“An amateur chemist”: Keith Richards’ guide to drugology

Let’s be honest, it is a complete miracle that Keith Richards is still alive. Whatever spirit up above controls life and death must clearly be a Rolling Stones fan, as the guitarist has pushed up against the end more than his fair share of times. To some, it’s just good luck. To others, it’s proof of divine protection. To Richards himself, it all comes down to science.

However, science can’t account for everything. In his time, Richards has almost wiped himself out many times, whether it be due to being electrocuted on stage, surviving not one but two fires, and, obviously, poisoning himself over and over with drugs. It was his inclination towards illicit substances that it’s truly a triumph that he made it out alive, given the sheer amount of cocaine and heroin that man has consumed or pushed into his bloodstream in his time.
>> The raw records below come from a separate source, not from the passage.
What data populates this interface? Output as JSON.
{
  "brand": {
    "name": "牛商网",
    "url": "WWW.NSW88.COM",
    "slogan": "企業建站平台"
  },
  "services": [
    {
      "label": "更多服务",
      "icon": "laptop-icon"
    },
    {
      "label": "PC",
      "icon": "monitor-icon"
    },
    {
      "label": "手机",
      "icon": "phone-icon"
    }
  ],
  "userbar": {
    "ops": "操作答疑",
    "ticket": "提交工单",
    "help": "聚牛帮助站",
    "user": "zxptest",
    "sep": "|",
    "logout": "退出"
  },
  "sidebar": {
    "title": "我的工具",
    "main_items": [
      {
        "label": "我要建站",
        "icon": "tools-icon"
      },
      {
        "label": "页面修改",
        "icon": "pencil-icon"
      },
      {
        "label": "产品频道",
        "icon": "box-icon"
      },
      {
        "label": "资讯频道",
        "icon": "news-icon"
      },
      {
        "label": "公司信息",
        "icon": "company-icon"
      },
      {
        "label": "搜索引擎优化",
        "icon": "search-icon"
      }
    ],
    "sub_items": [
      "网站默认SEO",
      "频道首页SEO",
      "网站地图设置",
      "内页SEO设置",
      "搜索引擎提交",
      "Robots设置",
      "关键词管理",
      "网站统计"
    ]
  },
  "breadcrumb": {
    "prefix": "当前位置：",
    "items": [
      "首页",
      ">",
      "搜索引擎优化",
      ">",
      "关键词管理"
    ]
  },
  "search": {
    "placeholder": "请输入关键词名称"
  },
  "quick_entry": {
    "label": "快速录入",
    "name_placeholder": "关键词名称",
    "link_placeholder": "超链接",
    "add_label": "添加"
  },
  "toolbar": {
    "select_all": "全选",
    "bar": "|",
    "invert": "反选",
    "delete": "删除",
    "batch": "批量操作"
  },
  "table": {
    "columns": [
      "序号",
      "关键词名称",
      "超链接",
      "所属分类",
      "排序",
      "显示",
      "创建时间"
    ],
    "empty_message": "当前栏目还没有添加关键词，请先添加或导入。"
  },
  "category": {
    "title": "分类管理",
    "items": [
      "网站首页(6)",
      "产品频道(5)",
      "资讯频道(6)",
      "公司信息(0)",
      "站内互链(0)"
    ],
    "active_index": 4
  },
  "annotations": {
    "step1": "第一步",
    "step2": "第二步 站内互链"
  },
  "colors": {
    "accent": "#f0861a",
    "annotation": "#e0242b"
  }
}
But somehow, while so many others in the rock and roll world have been lost, Richards made it out – whether it’s due to luck or God.

Richards himself never really seemed to have any doubt that he would be fine. Maybe part of that was due to the addict’s mindset and how, back then, he would always put the thrill of the high over the fear he could fall. But part of it genuinely came down to his belief that he was following the right instructions and managing his drug taking wisely, following advice that far, far outdated him.

“I always went by this old 1903 medical dictionary, which was produced before such drugs were considered bad for you,” Richards said. This is a wild sentence to write, but the guitarist’s 35-year-long drug-taking career was genuinely enabled by an Edwardian-era book.

The 1960s icon could never be told that what he was doing was bad or risky, cause he was taking his medical advice from literal quacks before the birth of most modern medicine and modern medical knowledge. Germ theory was a new thing then. They’d only just stopped putting leeches on their skin to bleed a bad mood out of people, thinking it all came down to simply having too much blood. Doctors weren’t even really washing their hands, didn’t really get why they had to, and obviously, smoking was good for you. So it’s not that surprising that they were telling people, ‘Sure, go crazy on cocaine!’

That’s exactly the kind of doctor ‘60s and ‘70s era Richards especially was after. “If you were constipated, you were told to go to the chemist’s and get a little tincture of cocaine. If you had diarrhoea, then it was a grain of heroin,” he recalled of his old medical knowledge. Because, of course, he was an expert. “I’ve abused drugs, but I didn’t go into them without boning up on them first,” he told GQ.

Sure, he had no formal qualifications, but given the amount he was consuming, they should’ve given him a PHD in party fuel. “I’ve been an amateur chemist, a ‘drugologist,’” he said, declaring his own title, one he felt he deserved.